Anonymous More than 1 year ago
Loved this book. Might have something to do with being from Louisiana.
Anonymous More than 1 year ago
The structure of the writing makes for very difficult reading...
Anonymous More than 1 year ago
Started reading and could not put it down It is now midnight and i will pay for it tomorrow. It was worth it!
Peyton Schilling More than 1 year ago
Awesome book
Anonymous More than 1 year ago
Guest More than 1 year ago
I absolutely fell in love with this book and most importantly Meely, the main character. I found myself reading this book anytime I got a free moment and it was very hard to put it down. This is a great coming-of-age book about a 15 year old boy and the hard life he has. As the Denver Post states, it will surely remind you of Huck Finn.

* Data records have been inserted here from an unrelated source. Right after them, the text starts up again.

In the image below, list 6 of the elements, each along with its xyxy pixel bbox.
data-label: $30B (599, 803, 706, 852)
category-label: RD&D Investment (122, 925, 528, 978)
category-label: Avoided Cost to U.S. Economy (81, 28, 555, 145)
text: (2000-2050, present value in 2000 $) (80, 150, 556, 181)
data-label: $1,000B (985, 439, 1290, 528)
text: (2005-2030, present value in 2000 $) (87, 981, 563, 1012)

Guest More than 1 year ago
All of us down here in South Louisiana either knew Meeley or we are him. In either case our view of heaven will never be the same!
Guest More than 1 year ago
Within the first two paragraphs I knew I was in for a delightful experience. Meely is a real 'swamp rat', and I often felt as if I was wandering through the Catahoula Bayou right beside him. An easy, pleasurable read that anyone who enjoys geographically realistic writing should not miss. First novels are often some of the best reading available, and Ken Wells has proven this with real finesse. Thanks to him for a most enjoyable book!!
Guest More than 1 year ago
As a bookseller, it is always a delight to find a new author to recommend. I recommend Ken Wells highly - Meely is a bit of a rascal, and utterly charming! I understand the comparison to Huck Finn, but I think Meely will appeal much more to today's teens, as well as adults. Meely is an authentic and convincing new voice in literature. Be careful! He will sneak up and touch your heart before you know what has happened. I know that he will live in my heart for a long, long time. Read this book! You won't be disappointed, you have promise as a bookseller!